Last year, Swatch’s SwatchPAY!, offering a similar facility, became available in Switzerland having been launched in China way back in 2017, but its payment chip only works because the case of the Swatch watch is made from plastic. According to Alex Kalbermatten, the CEO of Winwatch which developed the so-called STISS crystal (for Swiss Technology Inside Smart Sapphire), it has previously proved impossible to make a secure contactless payment system compatible with a traditional metal watch case.
“The problem is that the metal acts as a Faraday Cage that works against the electromagnetic field on which NFC is based, thereby distorting the signal and preventing the microchip from being read,” Kalbermatten says.
But, working with German semi-conductor manufacturer Infineon – the world’s second largest producer of payment chips – Winwatch invented 12 patented features that enable the STISS crystal to function with a metal watch, opening up the possibility for the system to be adopted by high-end manufacturers for new or existing models.
In theory a STISS crystal could even be used on a vintage watch, but, says Kalbermatten, most cases would need to be modified to enable a perfect fit as the STISS is thicker than a conventional glass – and that, he says, would usually be both economically unviable and detrimental to the originality of the watch.
Kalbermatten hopes, however, that high-end manufacturers, such as Rolex, Omega and IWC (which itself has an aborted smartwatch effort), will see the potential for designing new models that are capable of accepting a STISS crystal, thereby increasing the appeal of the product to serious horophiles and enhancing the usefulness of a traditional, metal-cased quartz or mechanical watch.

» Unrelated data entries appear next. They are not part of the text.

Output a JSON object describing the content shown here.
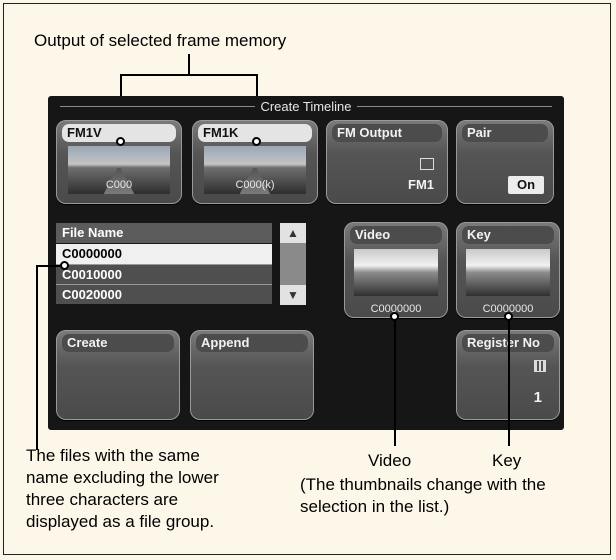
{
  "callouts": {
    "top": "Output of selected frame memory",
    "file_group": [
      "The files with the same",
      "name excluding the lower",
      "three characters are",
      "displayed as a file group."
    ],
    "video": "Video",
    "key": "Key",
    "thumb_note": [
      "(The thumbnails change with the",
      "selection in the list.)"
    ]
  },
  "panel": {
    "title": "Create Timeline",
    "fm1v": {
      "label": "FM1V",
      "thumb": "C000"
    },
    "fm1k": {
      "label": "FM1K",
      "thumb": "C000(k)"
    },
    "fm_output": {
      "label": "FM Output",
      "value": "FM1"
    },
    "pair": {
      "label": "Pair",
      "value": "On"
    },
    "list": {
      "header": "File Name",
      "rows": [
        "C0000000",
        "C0010000",
        "C0020000"
      ],
      "selected_index": 0
    },
    "video": {
      "label": "Video",
      "thumb": "C0000000"
    },
    "key": {
      "label": "Key",
      "thumb": "C0000000"
    },
    "create": {
      "label": "Create"
    },
    "append": {
      "label": "Append"
    },
    "register_no": {
      "label": "Register No",
      "value": "1"
    }
  },
  "icons": [
    "fm-output-icon",
    "keypad-icon",
    "scroll-up-icon",
    "scroll-down-icon"
  ]
}
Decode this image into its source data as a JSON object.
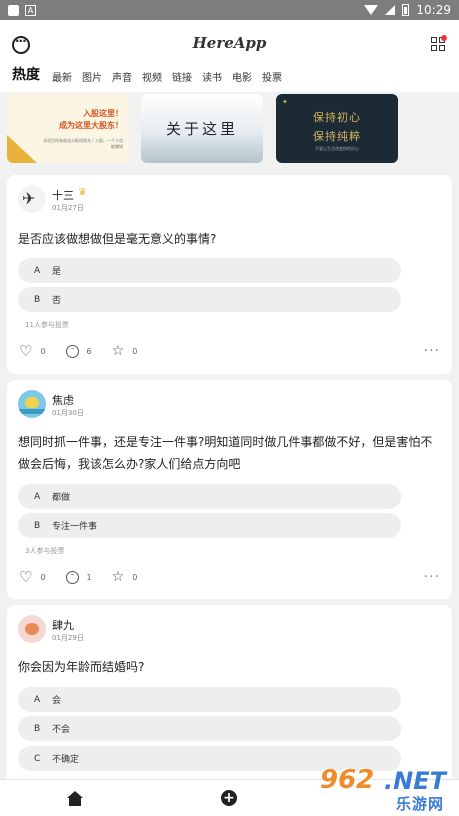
{
  "status_bar": {
    "time": "10:29"
  },
  "header": {
    "app_title": "HereApp",
    "tabs": [
      {
        "label": "热度",
        "active": true
      },
      {
        "label": "最新"
      },
      {
        "label": "图片"
      },
      {
        "label": "声音"
      },
      {
        "label": "视频"
      },
      {
        "label": "链接"
      },
      {
        "label": "读书"
      },
      {
        "label": "电影"
      },
      {
        "label": "投票"
      }
    ]
  },
  "banners": [
    {
      "line1": "入股这里！",
      "line2": "成为这里大股东！",
      "small": "本项目所有收益分配给股东 / 入股、一个人也能赚钱"
    },
    {
      "text": "关于这里"
    },
    {
      "line1": "保持初心",
      "line2": "保持纯粹",
      "small": "不要让生活改变你的初心"
    }
  ],
  "posts": [
    {
      "user": "十三",
      "date": "01月27日",
      "question": "是否应该做想做但是毫无意义的事情?",
      "options": [
        {
          "letter": "A",
          "text": "是"
        },
        {
          "letter": "B",
          "text": "否"
        }
      ],
      "votes": "11人参与投票",
      "likes": "0",
      "comments": "6",
      "favorites": "0"
    },
    {
      "user": "焦虑",
      "date": "01月30日",
      "question": "想同时抓一件事，还是专注一件事?明知道同时做几件事都做不好，但是害怕不做会后悔，我该怎么办?家人们给点方向吧",
      "options": [
        {
          "letter": "A",
          "text": "都做"
        },
        {
          "letter": "B",
          "text": "专注一件事"
        }
      ],
      "votes": "3人参与投票",
      "likes": "0",
      "comments": "1",
      "favorites": "0"
    },
    {
      "user": "肆九",
      "date": "01月29日",
      "question": "你会因为年龄而结婚吗?",
      "options": [
        {
          "letter": "A",
          "text": "会"
        },
        {
          "letter": "B",
          "text": "不会"
        },
        {
          "letter": "C",
          "text": "不确定"
        }
      ]
    }
  ],
  "watermark": {
    "num": "962",
    "dot": ".NET",
    "sub": "乐游网"
  },
  "colors": {
    "accent_crown": "#f2b83b",
    "background": "#f1f1f1",
    "notification_dot": "#e53935"
  }
}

This means that if such manufacturers were interested in collaborating, it would, at least in theory, be possible to produce, say, a Rolex Daytona or Submariner practically identical to existing models but imbued with the ability for contactless payments despite being a traditional metal-case mechanical watch.

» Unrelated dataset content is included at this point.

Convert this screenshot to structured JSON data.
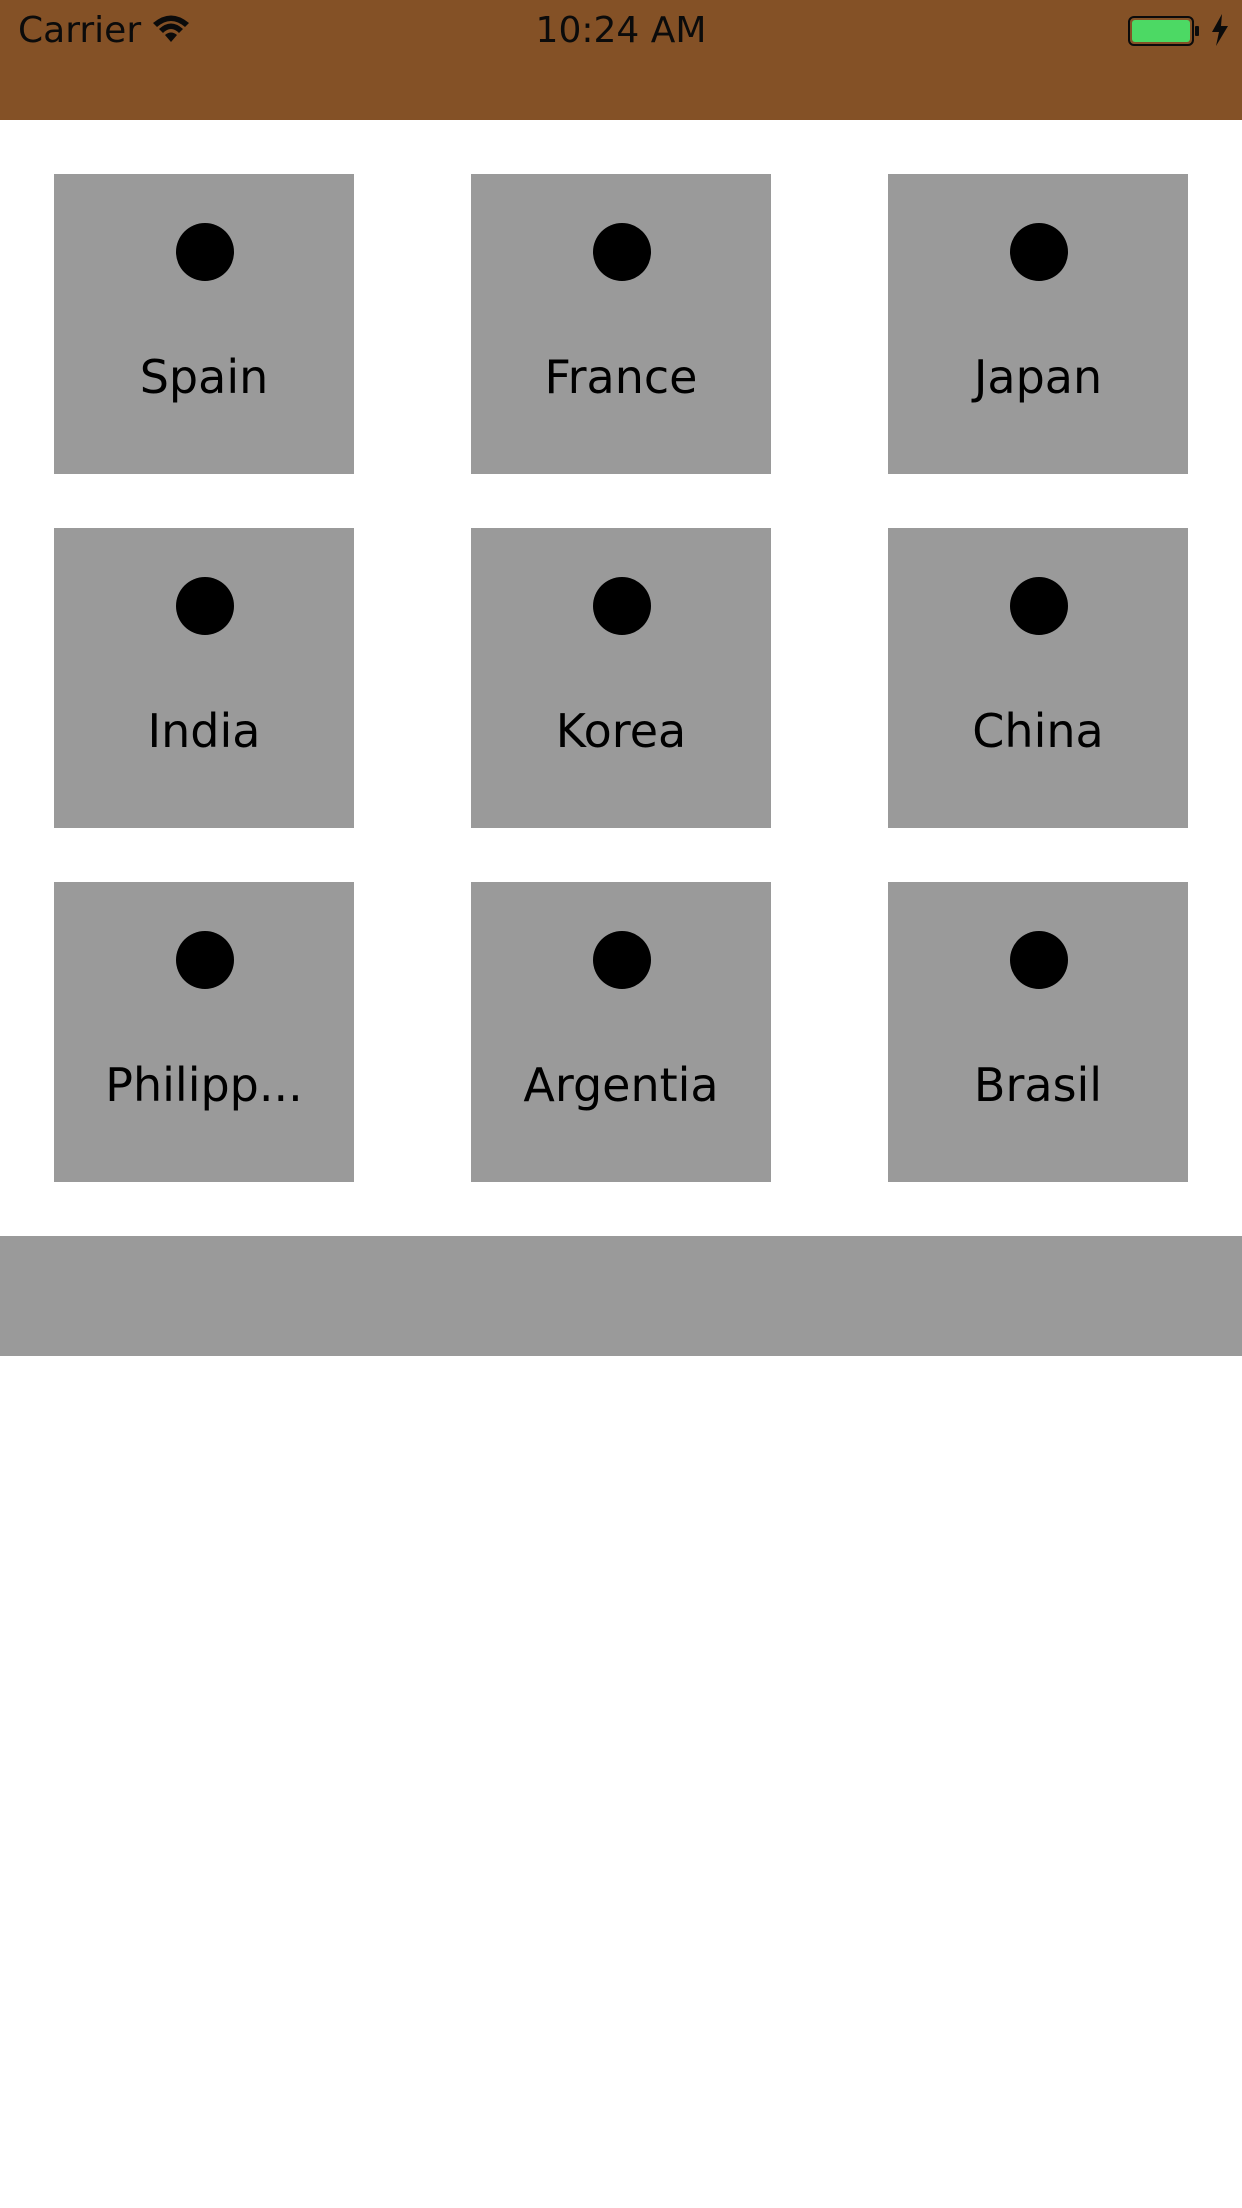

The MuchBetter watch gets its name from Winwatch partner MuchBetter, a three-year-old, privately-held, London-based e-money issuer licensed by the FCA. Wearers need to download the app and activate a code in the STISS chip which is linked to a Mastercard primary account, after which they can pay for items with the watch at contactless terminals around the world (without needing to be near their smartphone) in exactly the same way as with a contactless debit card.
“The STISS system is better than a conventional payment card as it is less likely to be lost or stolen because wearers will always be aware of it on their wrist. And if the watch does go missing, the chip can be instantly deactivated through the app,” says MuchBetter co-founder Jens Bader. “We are probably talking about a niche market [right now], but we’re confident that the Winwatch technology will appeal – especially since future luxury watches of all makes could be designed to be fitted with STISS crystals.”